Entre David Lynch et Hérédité : The Strange Ones, ou quand le ciné indé joue aux frontières de l'horreur

La Rédaction | 26 novembre 2018 - MAJ : 09/03/2021 15:58
La Rédaction | 26 novembre 2018 - MAJ : 09/03/2021 15:58

La sortie de The Strange Ones en DVD et VOD est l'occasion de revenir sur cette belle surprise de 2018.

Premier film de Lauren Wolkstein et Christopher RadcliffThe Strange Ones est sorti discrètement cet été. Une période idéale pour encadrer ce thriller noir et tortueux, où deux frères fuient leur mystérieux passé en sillonnant les routes isolées d'une Amérique moite à l'atmosphère lourde.
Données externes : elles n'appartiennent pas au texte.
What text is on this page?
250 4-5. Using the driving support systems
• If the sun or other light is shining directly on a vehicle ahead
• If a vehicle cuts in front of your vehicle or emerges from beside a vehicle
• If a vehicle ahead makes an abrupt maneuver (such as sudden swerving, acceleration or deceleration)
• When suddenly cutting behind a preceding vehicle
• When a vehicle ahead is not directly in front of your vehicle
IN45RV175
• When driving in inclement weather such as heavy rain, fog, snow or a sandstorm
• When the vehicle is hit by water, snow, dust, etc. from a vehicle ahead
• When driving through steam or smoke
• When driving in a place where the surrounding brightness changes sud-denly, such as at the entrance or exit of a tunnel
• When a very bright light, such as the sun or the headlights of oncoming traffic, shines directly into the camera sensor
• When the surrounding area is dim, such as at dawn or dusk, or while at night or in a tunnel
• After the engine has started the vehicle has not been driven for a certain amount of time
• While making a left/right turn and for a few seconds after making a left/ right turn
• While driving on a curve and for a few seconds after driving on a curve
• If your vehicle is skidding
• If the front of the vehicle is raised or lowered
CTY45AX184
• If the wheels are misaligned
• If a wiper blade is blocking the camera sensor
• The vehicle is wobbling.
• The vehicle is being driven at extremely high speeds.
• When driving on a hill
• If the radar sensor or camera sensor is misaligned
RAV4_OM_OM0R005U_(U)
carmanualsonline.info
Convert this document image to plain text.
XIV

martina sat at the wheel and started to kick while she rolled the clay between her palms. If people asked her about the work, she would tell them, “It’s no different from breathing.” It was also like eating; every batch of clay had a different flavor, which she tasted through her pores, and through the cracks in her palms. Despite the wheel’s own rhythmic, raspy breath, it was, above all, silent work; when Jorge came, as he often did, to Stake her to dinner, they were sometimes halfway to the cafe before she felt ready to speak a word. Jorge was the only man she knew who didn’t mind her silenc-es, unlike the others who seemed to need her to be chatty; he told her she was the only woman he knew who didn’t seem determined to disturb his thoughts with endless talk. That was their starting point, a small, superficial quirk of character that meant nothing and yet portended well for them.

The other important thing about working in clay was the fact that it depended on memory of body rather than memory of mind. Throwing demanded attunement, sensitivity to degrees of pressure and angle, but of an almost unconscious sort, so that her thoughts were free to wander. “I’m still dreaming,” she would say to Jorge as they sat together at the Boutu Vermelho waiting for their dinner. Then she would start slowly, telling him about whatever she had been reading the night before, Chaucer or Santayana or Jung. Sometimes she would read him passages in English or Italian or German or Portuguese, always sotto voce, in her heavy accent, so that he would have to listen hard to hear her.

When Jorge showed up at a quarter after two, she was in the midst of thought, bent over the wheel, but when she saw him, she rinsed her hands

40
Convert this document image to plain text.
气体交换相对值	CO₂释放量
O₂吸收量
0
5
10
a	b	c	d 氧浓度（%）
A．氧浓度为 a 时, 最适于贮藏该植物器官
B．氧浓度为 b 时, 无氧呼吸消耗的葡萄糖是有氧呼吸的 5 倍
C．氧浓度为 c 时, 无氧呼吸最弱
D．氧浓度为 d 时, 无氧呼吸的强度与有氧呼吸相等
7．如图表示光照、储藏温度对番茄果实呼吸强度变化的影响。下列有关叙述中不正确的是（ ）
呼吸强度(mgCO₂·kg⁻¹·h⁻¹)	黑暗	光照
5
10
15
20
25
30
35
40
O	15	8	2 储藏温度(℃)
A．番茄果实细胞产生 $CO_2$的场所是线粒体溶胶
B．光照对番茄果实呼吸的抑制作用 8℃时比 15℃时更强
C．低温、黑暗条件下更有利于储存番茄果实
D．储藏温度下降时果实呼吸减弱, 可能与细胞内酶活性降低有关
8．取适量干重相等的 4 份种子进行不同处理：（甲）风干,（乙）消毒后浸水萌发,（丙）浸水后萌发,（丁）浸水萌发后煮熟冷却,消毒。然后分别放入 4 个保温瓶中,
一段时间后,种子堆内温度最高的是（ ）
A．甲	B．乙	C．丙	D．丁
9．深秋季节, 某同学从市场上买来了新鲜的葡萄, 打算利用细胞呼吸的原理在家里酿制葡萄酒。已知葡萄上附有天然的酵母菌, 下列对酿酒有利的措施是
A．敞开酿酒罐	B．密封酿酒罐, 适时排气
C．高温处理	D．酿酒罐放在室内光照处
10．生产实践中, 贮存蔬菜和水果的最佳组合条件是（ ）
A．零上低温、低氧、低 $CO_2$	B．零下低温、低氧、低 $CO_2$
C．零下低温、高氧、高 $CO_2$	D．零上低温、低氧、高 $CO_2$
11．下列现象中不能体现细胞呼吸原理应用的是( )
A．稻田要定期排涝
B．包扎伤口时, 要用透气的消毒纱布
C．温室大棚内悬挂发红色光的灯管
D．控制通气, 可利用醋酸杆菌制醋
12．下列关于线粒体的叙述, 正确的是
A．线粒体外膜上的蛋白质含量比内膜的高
Alors que ce petit coup de coeur d'Ecran Large est disponible en DVD et VOD depuis le 20 novembre, retour sur les ambitions de ce métrage aux frontières du film de genre.

  

  

 

AUX FRONTIÈRES DU RÉEL

Délimiter le réel, savoir si quelque chose se passe dans sa tête ou ailleurs : The Strange Ones prend un plaisir malin et pervers à semer le trouble sur la véritable nature des événements, et le rapport des protagonistes à la réalité. La frontière entre le rêve et le cauchemar est aussi mince que celle entre les faits et le fantasme. Un parfum d'étrangeté qui renvoie à Martha Marcy May Marlene, où l'héroïne meurtrie avouait ne plus être certaine de savoir différencier les deux.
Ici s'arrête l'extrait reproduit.